Borax is not non-toxic. It can have acute short-term and long-term health effects as noted in the article, "Is Borax a Good Green Cleaning Ingredient?" Also, because this product is almost all sodium tetraborate decahydrate, I would take its health and safety effects into serious consideration before using it on a regular basis. To avoid any borax residue from remaining on surfaces, I suggest rinsing well when using the product.

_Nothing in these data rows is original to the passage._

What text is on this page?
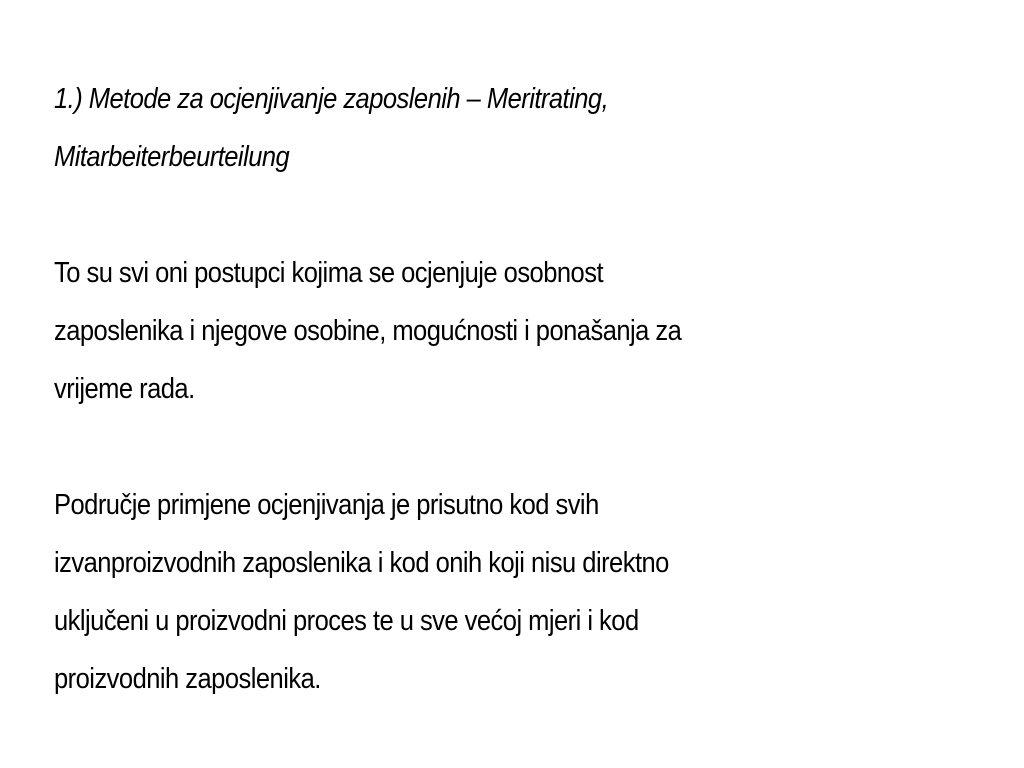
1.) Metode za ocjenjivanje zaposlenih – Meritrating,
Mitarbeiterbeurteilung
To su svi oni postupci kojima se ocjenjuje osobnost
zaposlenika i njegove osobine, mogućnosti i ponašanja za
vrijeme rada.
Područje primjene ocjenjivanja je prisutno kod svih
izvanproizvodnih zaposlenika i kod onih koji nisu direktno
uključeni u proizvodni proces te u sve većoj mjeri i kod
proizvodnih zaposlenika.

The label cautions to avoid eye contact and not to take the product internally. In addition, it states to keep it out of the reach of children. First-aid procedures for the eyes include flushing them with water for 15 minutes and contacting a doctor if irritation persists. If accidentally ingested, rinsing the mouth, drinking a large glass of milk or water, and contacting a physician immediately is recommended; vomiting is not suggested. The MSDS is available on the Henkel Consumer Goods Library web page.
According to the EPA, boric acid and its sodium salts are common in the environment. As noted in this 1993 EPA document, the EPA stated its concern is minimal with regard to impacts on birds, fish, and wildlife, because boric acid's use is fairly limited, it has low toxicity, and it naturally occurs in the environment; however, it also noted that boric acid and its related salts may harm endangered plant species, but stated more studies are needed to draw firm conclusions. In a more recent 2012 document by the National Pesticide Information Center, some studies have shown that high concentrations of borax can harm certain aquatic life, such as frogs and toads.
This product is safe for septic systems.
This product definitely works and is multi-purpose, but due to its health and safety concerns and potential environmental impacts, I wouldn't recommend it as a main part of your green cleaning routine. There are better, safer alternatives out there that work just as well as borax does.